On Saturday, the Central Bank of Libya (CBL) released its public revenue and expenditure report for the first seven months of the year.
The CBL disclosed a total revenue of 62.8 billion Libyan Dinars (LYD)($13.2 billion) from January to July 2023. Meanwhile, public expenditure amounted to 47 billion LYD ($9.9 billion), according to the bank’s official statement.
The majority of Libya’s revenue has been driven by oil sales, highlighting the North African country’s dependence on its abundant oil reserves. Oil sales contributed 45.3 billion LYD ($9.5 billion) to the total revenue, supplemented by 6 billion LYD ($1.26 billion) from oil royalties. An additional 10.3 billion LYD ($2.16 billion) was collected from royalties owed from prior years.
Tax collection efforts also added to the coffers with 361 million LYD ($76 million). Other sources of income included customs duties, which raked in 159 million LYD ($33 million).

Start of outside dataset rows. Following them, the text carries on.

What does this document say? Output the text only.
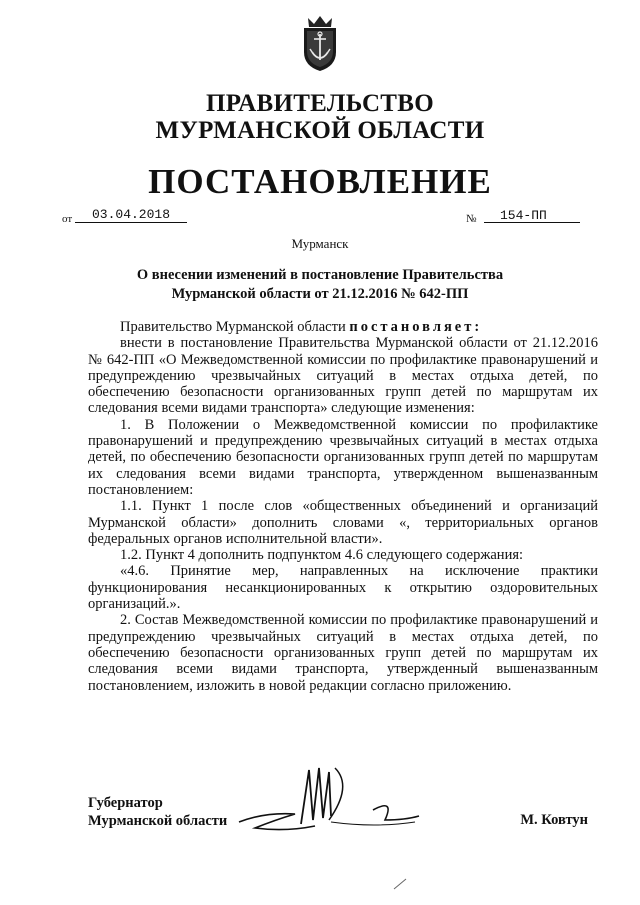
ПРАВИТЕЛЬСТВО
МУРМАНСКОЙ ОБЛАСТИ
ПОСТАНОВЛЕНИЕ
от 03.04.2018	№ 154-ПП
Мурманск
О внесении изменений в постановление Правительства
Мурманской области от 21.12.2016 № 642-ПП

Правительство Мурманской области постановляет:

внести в постановление Правительства Мурманской области от 21.12.2016 № 642-ПП «О Межведомственной комиссии по профилактике правонарушений и предупреждению чрезвычайных ситуаций в местах отдыха детей, по обеспечению безопасности организованных групп детей по маршрутам их следования всеми видами транспорта» следующие изменения:

1. В Положении о Межведомственной комиссии по профилактике правонарушений и предупреждению чрезвычайных ситуаций в местах отдыха детей, по обеспечению безопасности организованных групп детей по маршрутам их следования всеми видами транспорта, утвержденном вышеназванным постановлением:

1.1. Пункт 1 после слов «общественных объединений и организаций Мурманской области» дополнить словами «, территориальных органов федеральных органов исполнительной власти».

1.2. Пункт 4 дополнить подпунктом 4.6 следующего содержания:

«4.6. Принятие мер, направленных на исключение практики функционирования несанкционированных к открытию оздоровительных организаций.».

2. Состав Межведомственной комиссии по профилактике правонарушений и предупреждению чрезвычайных ситуаций в местах отдыха детей, по обеспечению безопасности организованных групп детей по маршрутам их следования всеми видами транспорта, утвержденный вышеназванным постановлением, изложить в новой редакции согласно приложению.

Губернатор
Мурманской области	М. Ковтун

Telecommunication revenues and domestic market fuel sales accounted for 210 million LYD ($44 million) and 120 million LYD ($25 million) respectively. The statement also mentioned other revenues totaling 366 million LYD ($77 million), which came from financial service fees in various Libyan cities, such as passport charges, vehicle registration fees, fines, and more.

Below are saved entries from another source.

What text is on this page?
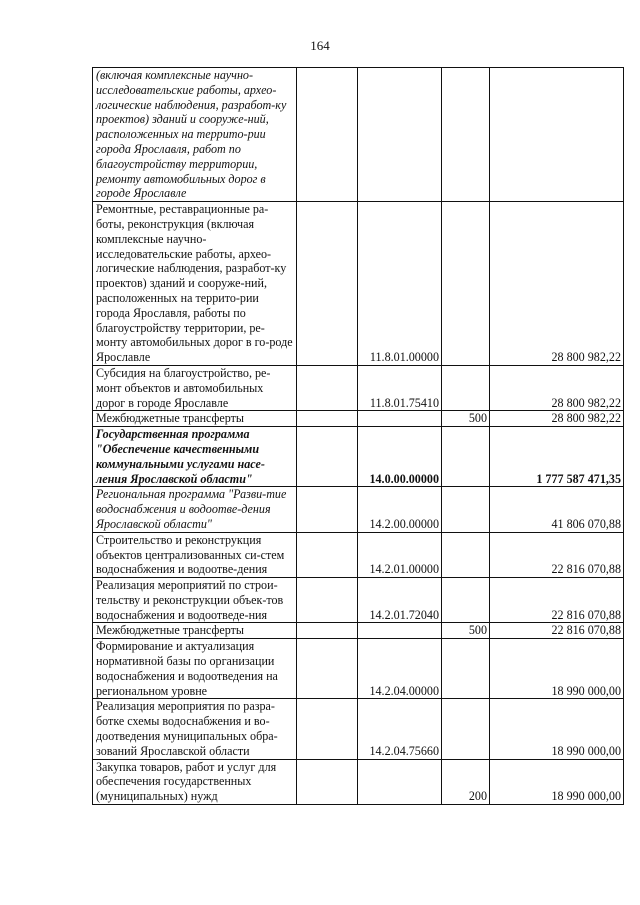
164
(включая комплексные научно-исследовательские работы, архео-логические наблюдения, разработ-ку проектов) зданий и сооруже-ний, расположенных на террито-рии города Ярославля, работ по благоустройству территории, ремонту автомобильных дорог в городе Ярославле				
Ремонтные, реставрационные ра-боты, реконструкция (включая комплексные научно-исследовательские работы, архео-логические наблюдения, разработ-ку проектов) зданий и сооруже-ний, расположенных на террито-рии города Ярославля, работы по благоустройству территории, ре-монту автомобильных дорог в го-роде Ярославле		11.8.01.00000		28 800 982,22
Субсидия на благоустройство, ре-монт объектов и автомобильных дорог в городе Ярославле		11.8.01.75410		28 800 982,22
Межбюджетные трансферты			500	28 800 982,22
Государственная программа "Обеспечение качественными коммунальными услугами насе-ления Ярославской области"		14.0.00.00000		1 777 587 471,35
Региональная программа "Разви-тие водоснабжения и водоотве-дения Ярославской области"		14.2.00.00000		41 806 070,88
Строительство и реконструкция объектов централизованных си-стем водоснабжения и водоотве-дения		14.2.01.00000		22 816 070,88
Реализация мероприятий по строи-тельству и реконструкции объек-тов водоснабжения и водоотведе-ния		14.2.01.72040		22 816 070,88
Межбюджетные трансферты			500	22 816 070,88
Формирование и актуализация нормативной базы по организации водоснабжения и водоотведения на региональном уровне		14.2.04.00000		18 990 000,00
Реализация мероприятия по разра-ботке схемы водоснабжения и во-доотведения муниципальных обра-зований Ярославской области		14.2.04.75660		18 990 000,00
Закупка товаров, работ и услуг для обеспечения государственных (муниципальных) нужд			200	18 990 000,00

On the expenditure side, the CBL’s data revealed that 28 billion LYD ($5.8 billion) was utilised on salaries. Operational expenses reached 5 billion LYD ($1.05 billion), with 2.5 billion LYD ($525 million) dedicated to development initiatives. Another significant portion of the expenditure, 11.5 billion LYD ($2.4 billion), went towards various support mechanisms. It was noted that there was no allocation for emergency expenditure within the time frame.
These figures underscore Libya’s economic potential and the resilience of its economy amidst political turbulence and the ongoing transition process. The revenue generated, especially from the oil sector, showcases the sector’s critical role in Libya’s economic stability.